The biggest misconception is that the Managed Forest Law (MFL) program is a contract between the landowner and the DNR. Itʼs not. A contract is a legally binding agreement between two parties and specifies the rights and responsibilities of the parties. Typically a contract may be amended if it is agreed to by both parties. The MFL program uses a legal instrument referred to as an “Order of Decision.” While very similar to a contract, the Order of Decision is legally binding on only one party. What it means is that you, as the landowner, are required to fulfill the terms of the order. However, the DNR reserves the right to modify the rules, and have done so periodically over the years. The recent change to the law which prohibits the leasing of property is one example.
Not too many years ago, your local DNR forester would conduct the physical inventory and create your plan. Often times, it was a two page document, a stand map and a sheet which stated, “thin stand 2 in 2013” or “clear-cut stand 3 in 2020.” That is no longer the case. Today, only under special circumstances can DNR foresters write a plan (at a cost predetermined by market value). Otherwise, only an ICPW may create the plan.
Itʼs worth noting that the character and requirements of the plan have changed dramatically over the years. Today, all MFL properties are considered to be “certified” by the Forest Stewardship Council (FSC), unless the landowner opts out and are subject to their certification and planning requirements. A small simple plan is now a six page document and quite expensive. The average cost to the landowner is $500 to $600 per 40 acres.
At this point, owning certified woodlands has little to no economic benefit to the landowner. There are only a few specialized niche markets that are willing to pay a premium for certified products. Over time, this may change. The real benefit of having a large certified land base is to secure markets for many of the stateʼs paper mills. Part of being certified is voluntarily adhering to the FSC requirements for such things as den trees, wildlife trees and maintaining cull trees in the stand for the future accumulation of coarse woody debris. While these practices are deemed important by the FSC, they may be contrary to the landowner whose primary objective is the growth and production of high quality forest products. At this time, these practices are voluntary on private lands, but are required on most governmental properties. This too may change over time.

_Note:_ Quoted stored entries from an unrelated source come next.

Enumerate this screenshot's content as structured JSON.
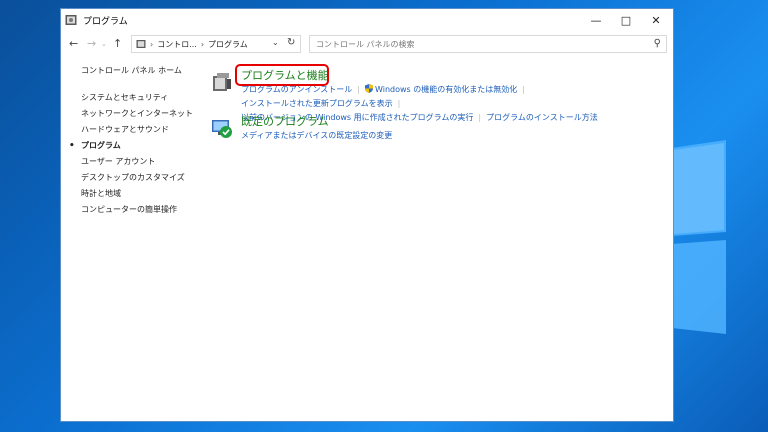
{
  "window": {
    "title": "プログラム"
  },
  "address": {
    "crumbs": [
      "コントロ...",
      "プログラム"
    ],
    "search_placeholder": "コントロール パネルの検索"
  },
  "sidebar": {
    "home": "コントロール パネル ホーム",
    "items": [
      {
        "label": "システムとセキュリティ"
      },
      {
        "label": "ネットワークとインターネット"
      },
      {
        "label": "ハードウェアとサウンド"
      },
      {
        "label": "プログラム",
        "active": true
      },
      {
        "label": "ユーザー アカウント"
      },
      {
        "label": "デスクトップのカスタマイズ"
      },
      {
        "label": "時計と地域"
      },
      {
        "label": "コンピューターの簡単操作"
      }
    ]
  },
  "sections": {
    "programs": {
      "title": "プログラムと機能",
      "links": [
        "プログラムのアンインストール",
        "Windows の機能の有効化または無効化",
        "インストールされた更新プログラムを表示",
        "以前のバージョンの Windows 用に作成されたプログラムの実行",
        "プログラムのインストール方法"
      ]
    },
    "defaults": {
      "title": "既定のプログラム",
      "links": [
        "メディアまたはデバイスの既定設定の変更"
      ]
    }
  },
  "colors": {
    "accent_green": "#1a7f1a",
    "link_blue": "#1b5cb8",
    "highlight_red": "#e60000"
  }
}
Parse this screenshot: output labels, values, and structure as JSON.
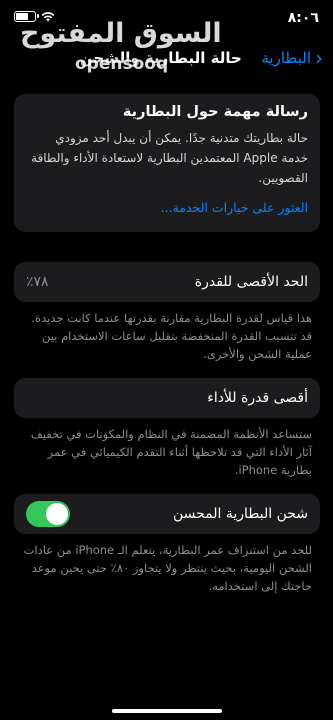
{
  "status_bar": {
    "time": "٨:٠٦",
    "battery_level": 0.78
  },
  "watermark": {
    "arabic": "السوق المفتوح",
    "english": "opensooq"
  },
  "nav": {
    "back_label": "البطارية",
    "title": "حالة البطارية والشحن"
  },
  "important_message": {
    "title": "رسالة مهمة حول البطارية",
    "body": "حالة بطاريتك متدنية جدًا. يمكن أن يبدل أحد مزودي خدمة Apple المعتمدين البطارية لاستعادة الأداء والطاقة القصويين.",
    "link": "العثور على خيارات الخدمة..."
  },
  "maximum_capacity": {
    "label": "الحد الأقصى للقدرة",
    "value": "٪٧٨",
    "footnote": "هذا قياس لقدرة البطارية مقارنة بقدرتها عندما كانت جديدة. قد تتسبب القدرة المنخفضة بتقليل ساعات الاستخدام بين عملية الشحن والأخرى."
  },
  "peak_performance": {
    "label": "أقصى قدرة للأداء",
    "footnote": "ستساعد الأنظمة المضمنة في النظام والمكونات في تخفيف آثار الأداء التي قد تلاحظها أثناء التقدم الكيميائي في عمر بطارية iPhone."
  },
  "optimized_charging": {
    "label": "شحن البطارية المحسن",
    "enabled": true,
    "footnote": "للحد من استنزاف عمر البطارية، يتعلم الـ iPhone من عادات الشحن اليومية، بحيث ينتظر ولا يتجاوز ٨٠٪ حتى يحين موعد حاجتك إلى استخدامه."
  },
  "colors": {
    "background": "#000000",
    "card": "#1c1c1e",
    "accent_blue": "#0a84ff",
    "toggle_on": "#34c759",
    "secondary_text": "#8e8e93"
  }
}
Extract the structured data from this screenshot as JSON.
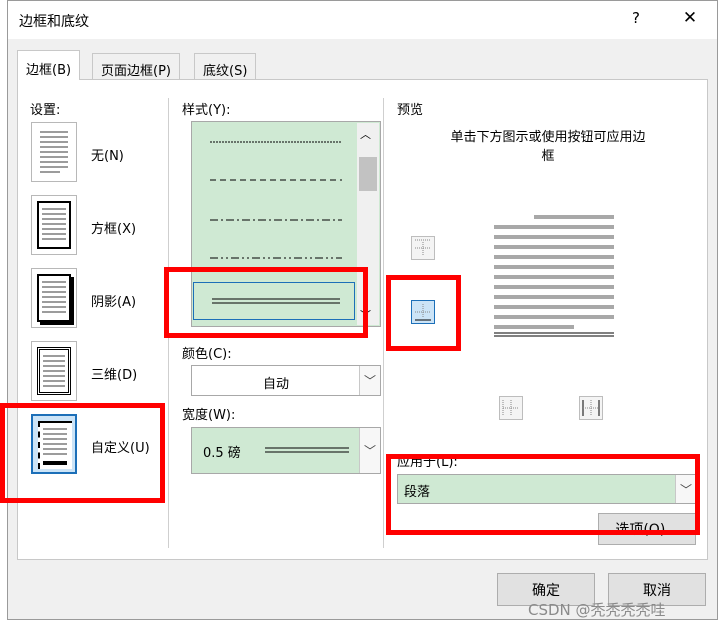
{
  "dialog": {
    "title": "边框和底纹",
    "help_label": "?",
    "close_label": "✕"
  },
  "tabs": [
    {
      "label": "边框(B)",
      "active": true
    },
    {
      "label": "页面边框(P)",
      "active": false
    },
    {
      "label": "底纹(S)",
      "active": false
    }
  ],
  "settings": {
    "header": "设置:",
    "items": [
      {
        "label": "无(N)"
      },
      {
        "label": "方框(X)"
      },
      {
        "label": "阴影(A)"
      },
      {
        "label": "三维(D)"
      },
      {
        "label": "自定义(U)",
        "selected": true
      }
    ]
  },
  "style": {
    "header": "样式(Y):",
    "scroll_up": "︿",
    "scroll_down": "﹀"
  },
  "color": {
    "header": "颜色(C):",
    "value": "自动"
  },
  "width": {
    "header": "宽度(W):",
    "value": "0.5 磅"
  },
  "preview": {
    "header": "预览",
    "instruction": "单击下方图示或使用按钮可应用边框"
  },
  "apply_to": {
    "header": "应用于(L):",
    "value": "段落"
  },
  "buttons": {
    "options": "选项(O)...",
    "ok": "确定",
    "cancel": "取消"
  },
  "watermark": "CSDN @秃秃秃秃哇",
  "colors": {
    "list_bg": "#cfe9d3",
    "highlight": "#ff0000",
    "selected_icon": "#1c6fb8"
  }
}
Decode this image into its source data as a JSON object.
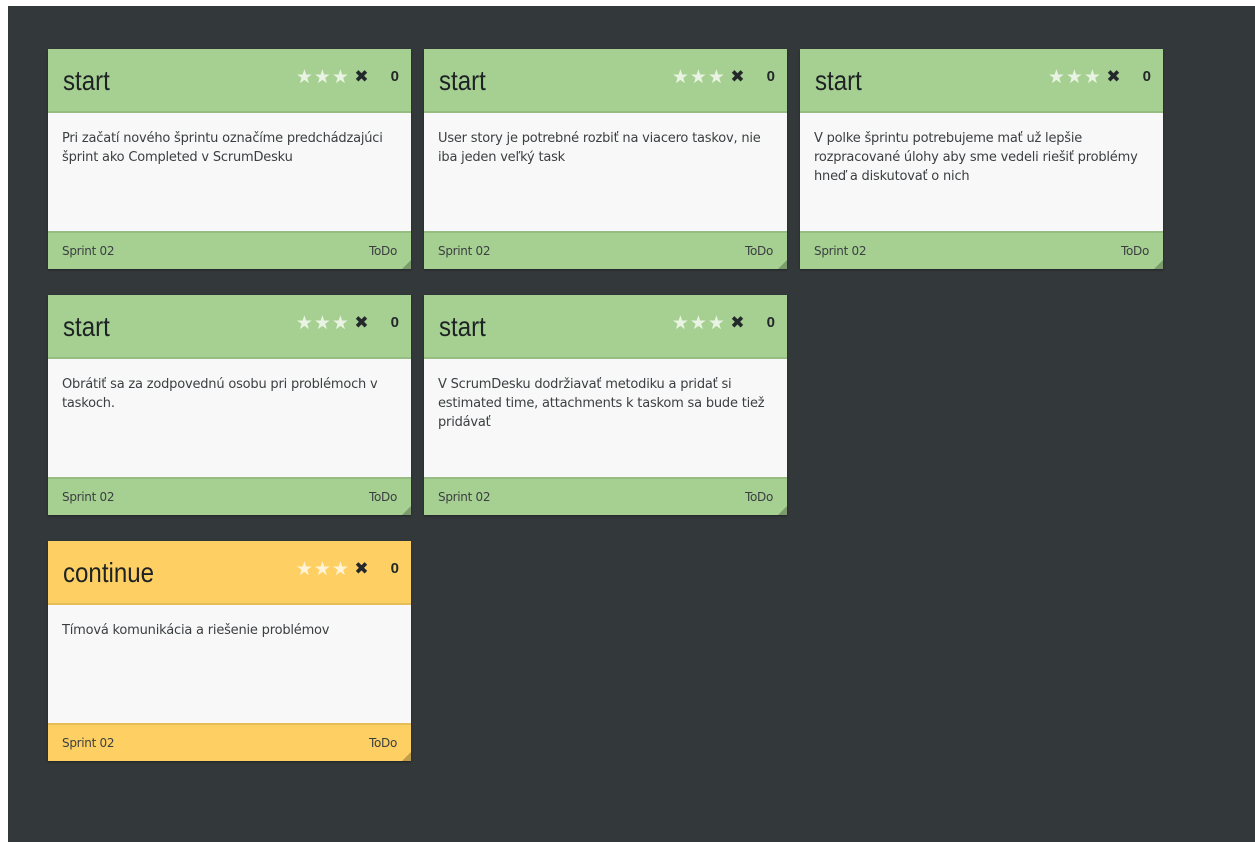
{
  "colors": {
    "board_background": "#33383b",
    "start_card": "#a6cf92",
    "continue_card": "#fed063",
    "card_body": "#f8f8f8"
  },
  "cards": [
    {
      "title": "start",
      "votes": "0",
      "text": "Pri začatí nového šprintu označíme predchádzajúci šprint ako Completed v ScrumDesku",
      "sprint": "Sprint 02",
      "status": "ToDo",
      "color": "green",
      "stars": 3
    },
    {
      "title": "start",
      "votes": "0",
      "text": "User story je potrebné rozbiť na viacero taskov, nie iba jeden veľký task",
      "sprint": "Sprint 02",
      "status": "ToDo",
      "color": "green",
      "stars": 3
    },
    {
      "title": "start",
      "votes": "0",
      "text": "V polke šprintu potrebujeme mať už lepšie rozpracované úlohy aby sme vedeli riešiť problémy hneď a diskutovať o nich",
      "sprint": "Sprint 02",
      "status": "ToDo",
      "color": "green",
      "stars": 3
    },
    {
      "title": "start",
      "votes": "0",
      "text": "Obrátiť sa za zodpovednú osobu pri problémoch v taskoch.",
      "sprint": "Sprint 02",
      "status": "ToDo",
      "color": "green",
      "stars": 3
    },
    {
      "title": "start",
      "votes": "0",
      "text": "V ScrumDesku dodržiavať metodiku a pridať si estimated time, attachments k taskom sa bude tiež pridávať",
      "sprint": "Sprint 02",
      "status": "ToDo",
      "color": "green",
      "stars": 3
    },
    {
      "title": "continue",
      "votes": "0",
      "text": "Tímová komunikácia a riešenie problémov",
      "sprint": "Sprint 02",
      "status": "ToDo",
      "color": "yellow",
      "stars": 3
    }
  ],
  "icons": {
    "rating": "star-icon",
    "delete": "close-icon",
    "resize": "resize-handle"
  }
}
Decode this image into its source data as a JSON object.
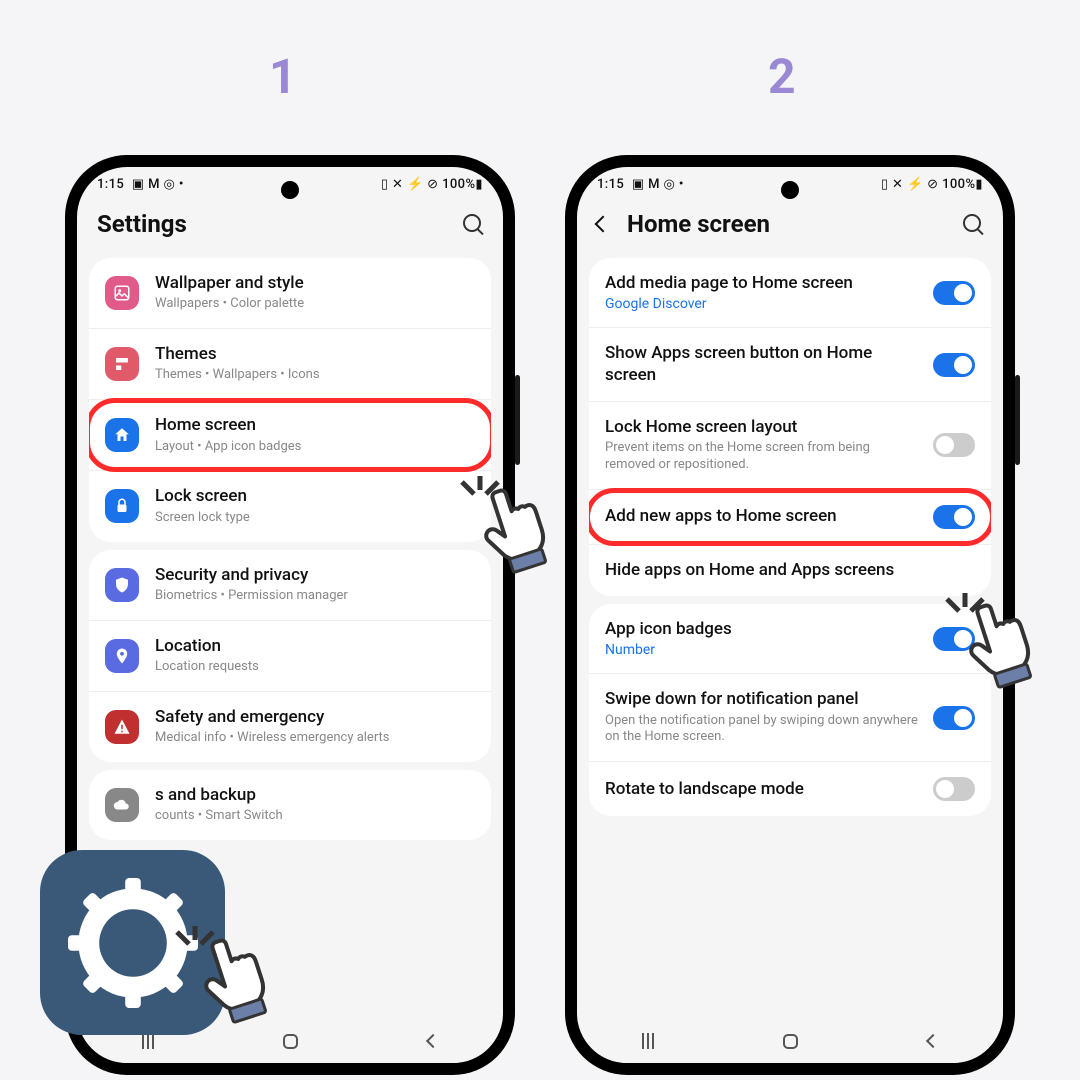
{
  "steps": {
    "one": "1",
    "two": "2"
  },
  "status": {
    "time": "1:15",
    "icons": "▣ M ◎ •",
    "right": "▯ ✕ ⚡ ⊘ 100%▮"
  },
  "p1": {
    "title": "Settings",
    "groups": [
      {
        "rows": [
          {
            "icon": "#e05a8a",
            "t": "Wallpaper and style",
            "s": "Wallpapers  •  Color palette"
          },
          {
            "icon": "#e05a6a",
            "t": "Themes",
            "s": "Themes  •  Wallpapers  •  Icons"
          },
          {
            "icon": "#1a73e8",
            "t": "Home screen",
            "s": "Layout  •  App icon badges",
            "hl": true
          },
          {
            "icon": "#1a73e8",
            "t": "Lock screen",
            "s": "Screen lock type"
          }
        ]
      },
      {
        "rows": [
          {
            "icon": "#5a6ae0",
            "t": "Security and privacy",
            "s": "Biometrics  •  Permission manager"
          },
          {
            "icon": "#5a6ae0",
            "t": "Location",
            "s": "Location requests"
          },
          {
            "icon": "#c03030",
            "t": "Safety and emergency",
            "s": "Medical info  •  Wireless emergency alerts"
          }
        ]
      },
      {
        "rows": [
          {
            "icon": "#888",
            "t": "s and backup",
            "s": "counts  •  Smart Switch"
          }
        ]
      }
    ]
  },
  "p2": {
    "title": "Home screen",
    "groups": [
      {
        "rows": [
          {
            "t": "Add media page to Home screen",
            "link": "Google Discover",
            "sw": "on"
          },
          {
            "t": "Show Apps screen button on Home screen",
            "sw": "on"
          },
          {
            "t": "Lock Home screen layout",
            "s": "Prevent items on the Home screen from being removed or repositioned.",
            "sw": "off"
          },
          {
            "t": "Add new apps to Home screen",
            "sw": "on",
            "hl": true
          },
          {
            "t": "Hide apps on Home and Apps screens"
          }
        ]
      },
      {
        "rows": [
          {
            "t": "App icon badges",
            "link": "Number",
            "sw": "on"
          },
          {
            "t": "Swipe down for notification panel",
            "s": "Open the notification panel by swiping down anywhere on the Home screen.",
            "sw": "on"
          },
          {
            "t": "Rotate to landscape mode",
            "sw": "off"
          }
        ]
      }
    ]
  }
}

Depending on the forest types, ages and other factors, landowners may be required to conduct management operations according to their management plan. I am continually amazed at the number of participants in the program who are either unaware or adverse to required harvesting their timber. In addition to mandatory timber harvesting, landowners may be required to harvest in a manner which is contrary to their desires. Practices such as clear-cutting aspen or strip clear-cutting swamp conifer types is sometimes frowned upon by landowners. In some cases, DNR foresters will be willing to modify harvest techniques, based on changes in silviculture and technology, while others may be reluctant to make modifications.
One of the changes to the program which was implemented several years ago is a variable property tax rate. Initially, the law stipulated your tax rate, per acre, at the time you enrolled in the program and that remained constant. Today, the property tax rates are revisited every five years with the next re-adjustment period coming in 2018. When a harvest is complete, the landowner must pay a severance tax according to the calculation of value by the DNR. Each year the DNR gathers information, in 13 regions of the state, regarding average stumpage rates paid to landowners. This information is then used to determine the value of a cord of hardwood pulp in the Antigo area, a cord of red pine pulp in Hayward or a 100 board feet of sugar maple in Wausau. Your severance taxes are then calculated on those values and the actual volume of harvested products. In general, the DNR does a pretty good job of tracking those values. However, during
times of volatile markets such as those we have endured over the last several years, there can be some discrepancies between their stated value and what your stumpage values might be. Other factors, such as job size, logging chance and amount of road cost will also affect your stumpage values.
According to the Realtorʼs Association, properties in Wisconsin change hands an average of every seven years. What if I own MFL property and want to sell or gift the property to another party? Within 30 days of transfer of title, you must file a form with the DNR along with a $100 fee. The new owner may adopt the MFL plan as it exists or modify it subject to their objectives. In some cases the new owner may wish to withdraw the property from the program. The new owner must file a withdrawal notice, along with a $300 fee to the DNR. In addition to this, a withdrawal tax will also be calculated and must be paid to the state. These calculations are made according to a number of different formulas and scenarios and can be quite costly. Landowners should see their local DNR forester for a cost estimate prior to filing for withdrawal.
More Information concerning the MFL program is available on the DNR website at www.dnr.wi.gov. For many landowners, this is a good program and it enables them to own property they might not otherwise be able to afford. However, I always advise my clients that 25 years is a long time. If you are uncertain about your future or the future ownership of the property, gather all the information you can and give it serious consideration.